Researchers from the Tyndall National Institute have devised a method that would make entangling photons easier, and accelerate our journey towards the quantum computing age.

"We have engineered a scalable array of electrically driven quantum dots using easily-sourced materials and conventional semiconductor fabrication technologies, and our method allows you to direct the position of these sources of entangled photons," says researcher Emanuele Pelucchi.

Emanuele Pelucchi. Tyndall National Institute

Researchers created quantum dot light-emitting diodes that can produce entangled photons (QDLEDs). The pyramid-shaped quantum dots of the QDLED—as in the same technology behind QDLED TV’s—are electrified using nanotechnology to entangle the photons. It is these pyramidal structures that allow physicists control over the process—something that has been significantly difficult over the years.

"Being able to control the positions of the quantum dots and to build them at scale are key factors to underpin more widespread use of quantum computing technologies as they develop," Pelucchi says.

A Big Step Forward

According to MIT Technology Review, despite a known method for entangling particles, it still isn’t an easy task: “Because the photons come out of the crystal in slightly different directions, neither of which can be easily predicted. Physicists collect the photons from the two points where they are most likely to appear but most of the entangled photons are lost.”

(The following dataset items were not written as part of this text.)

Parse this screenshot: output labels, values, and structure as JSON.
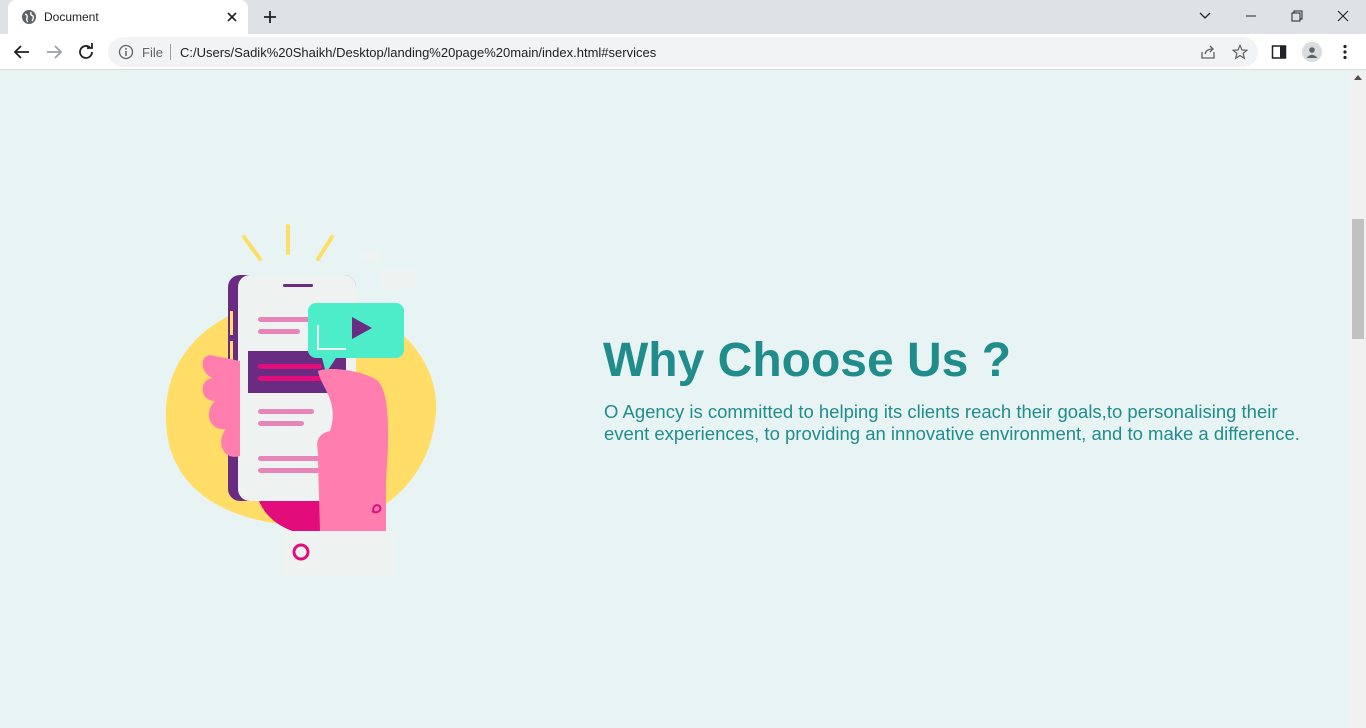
{
  "browser": {
    "tab_title": "Document",
    "address_scheme": "File",
    "url": "C:/Users/Sadik%20Shaikh/Desktop/landing%20page%20main/index.html#services"
  },
  "section": {
    "heading": "Why Choose Us ?",
    "paragraph": "O Agency is committed to helping its clients reach their goals,to personalising their event experiences, to providing an innovative environment, and to make a difference."
  },
  "colors": {
    "page_background": "#e8f4f3",
    "accent_text": "#218c8c",
    "blob": "#ffdd67",
    "hand": "#ff7eae",
    "phone_frame": "#6a2c83",
    "video_bubble": "#4dedc9"
  },
  "icons": [
    "globe-icon",
    "close-icon",
    "plus-icon",
    "chevron-down-icon",
    "minimize-icon",
    "restore-icon",
    "back-arrow-icon",
    "forward-arrow-icon",
    "reload-icon",
    "info-icon",
    "share-icon",
    "star-icon",
    "side-panel-icon",
    "profile-icon",
    "kebab-menu-icon"
  ]
}
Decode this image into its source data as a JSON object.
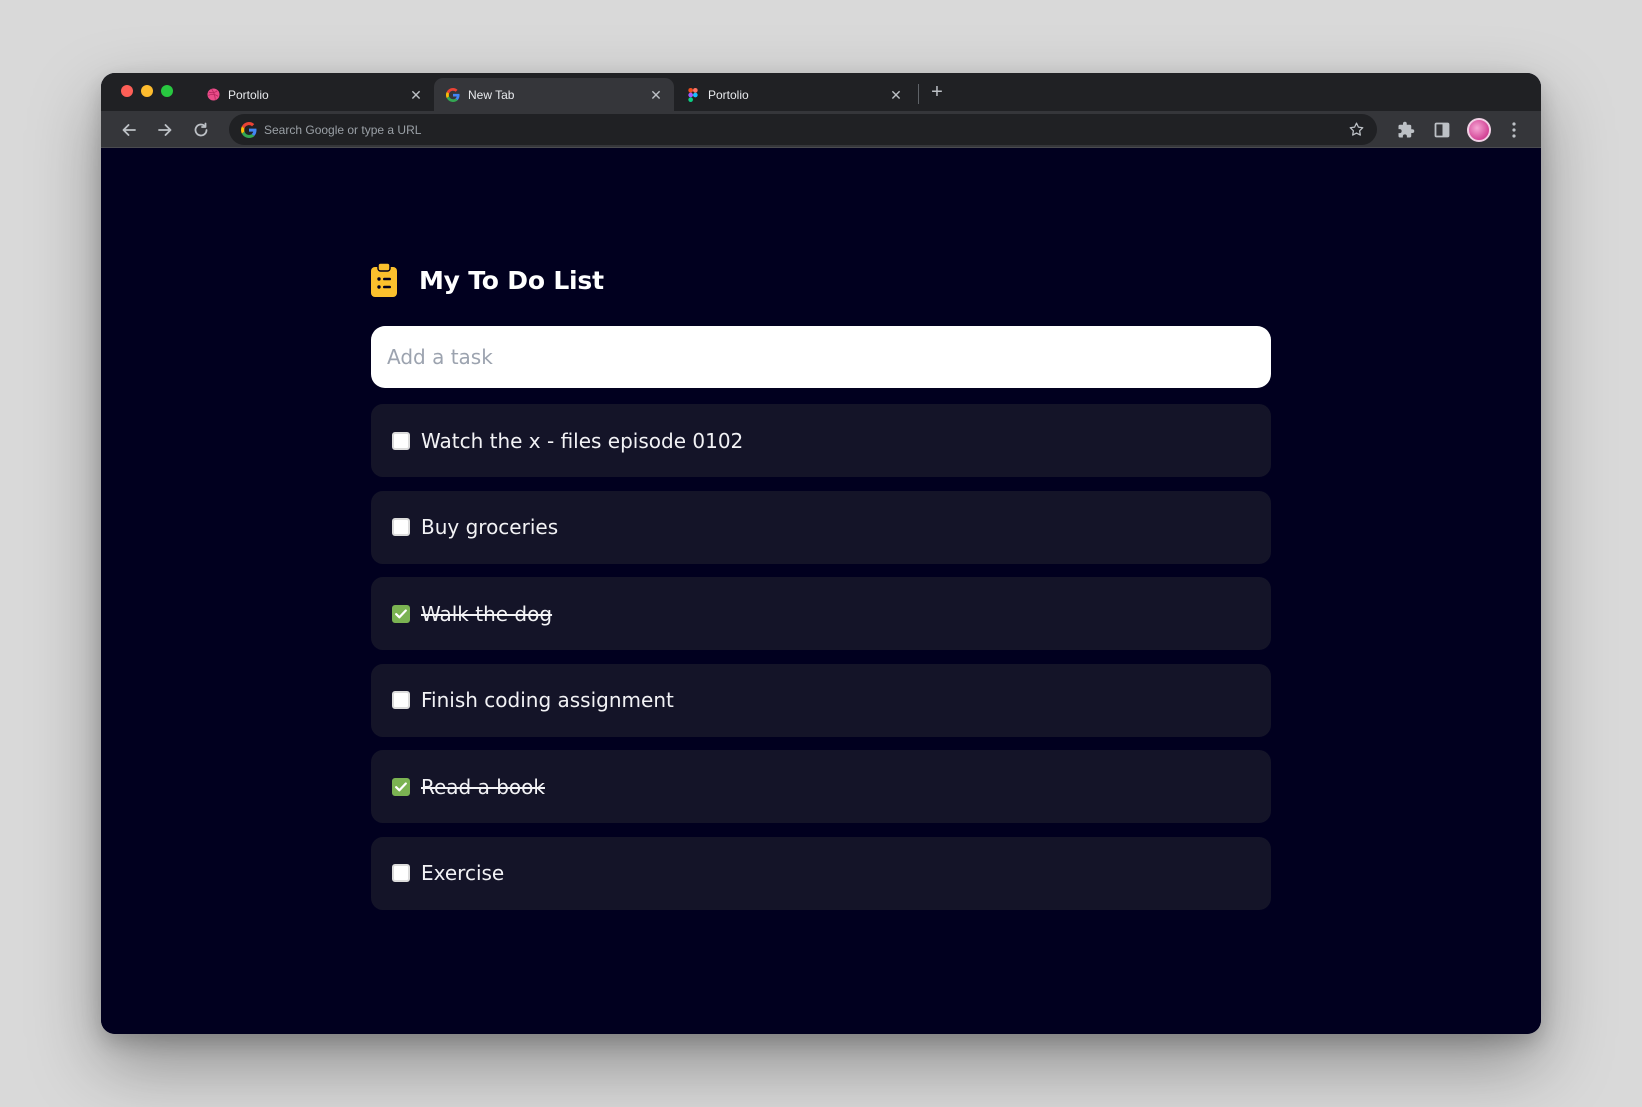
{
  "browser": {
    "tabs": [
      {
        "title": "Portolio",
        "favicon": "dribbble-icon",
        "active": false
      },
      {
        "title": "New Tab",
        "favicon": "google-icon",
        "active": true
      },
      {
        "title": "Portolio",
        "favicon": "figma-icon",
        "active": false
      }
    ],
    "omnibox_placeholder": "Search Google or type a URL"
  },
  "app": {
    "title": "My To Do List",
    "icon": "clipboard-list-icon",
    "accent_color": "#fbc02d",
    "input_placeholder": "Add a task",
    "tasks": [
      {
        "text": "Watch the x - files episode 0102",
        "done": false
      },
      {
        "text": "Buy groceries",
        "done": false
      },
      {
        "text": "Walk the dog",
        "done": true
      },
      {
        "text": "Finish coding assignment",
        "done": false
      },
      {
        "text": "Read a book",
        "done": true
      },
      {
        "text": "Exercise",
        "done": false
      }
    ],
    "colors": {
      "background": "#01001f",
      "card": "#141428",
      "checked": "#7bb352"
    }
  }
}
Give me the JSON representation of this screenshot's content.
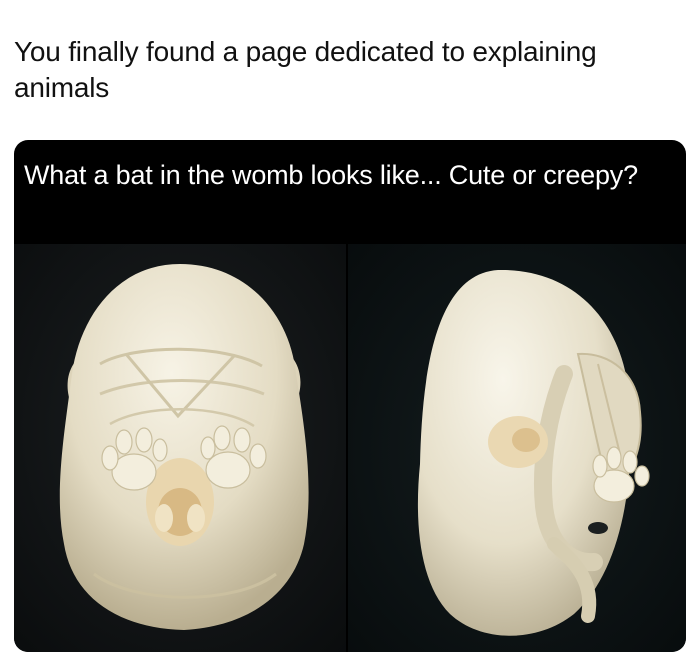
{
  "post": {
    "text": "You finally found a page dedicated to explaining animals"
  },
  "media": {
    "caption": "What a bat in the womb looks like... Cute or creepy?",
    "photos": [
      {
        "subject": "bat-embryo-front-view"
      },
      {
        "subject": "bat-embryo-side-view"
      }
    ]
  },
  "colors": {
    "page_background": "#ffffff",
    "text": "#111111",
    "card_background": "#000000",
    "caption_text": "#ffffff",
    "embryo_tone": "#ece6d2"
  }
}
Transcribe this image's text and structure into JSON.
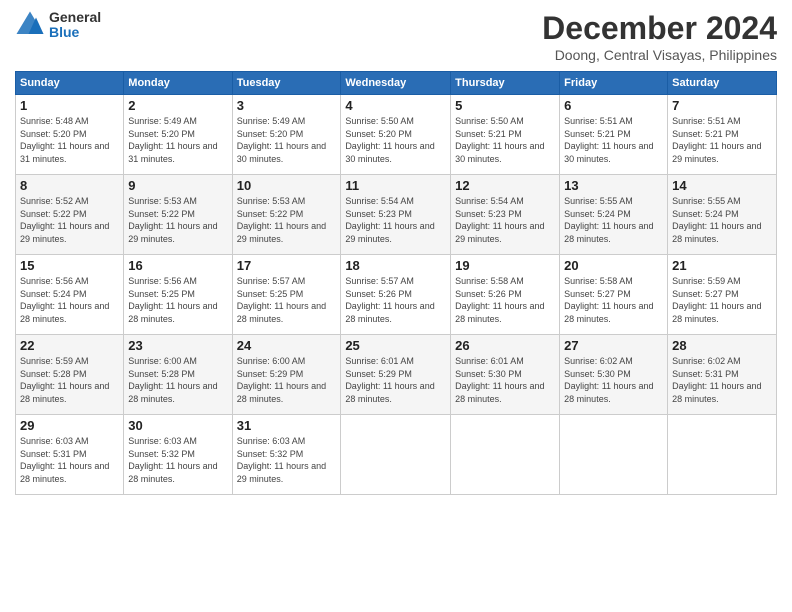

Cardboard cut-out of a cat is imaged by photons despite never going through the cut-out themselves. Credit: Gabriela Barreto Lemos.

As of June this year, the record for the most photons entangled at a time was 10. Before that, the record was eight and that could only be produced at a rate of around nine events per hour.

The new method is a breakthrough for the quantum computing field, since it offers physicists just a little bit of control and predictability over the process. This may lead to a more efficient way of producing and collecting entangled photons. And the sooner we are able to entangle photons at a larger scale, the closer we get to the quantum computing era.

As we know, theoretically speaking, a quantum computer can perform more operations than there are atoms in the universe. But if we want to realize that potential, we’re going to have to do better—far better than a 10-photon entanglement.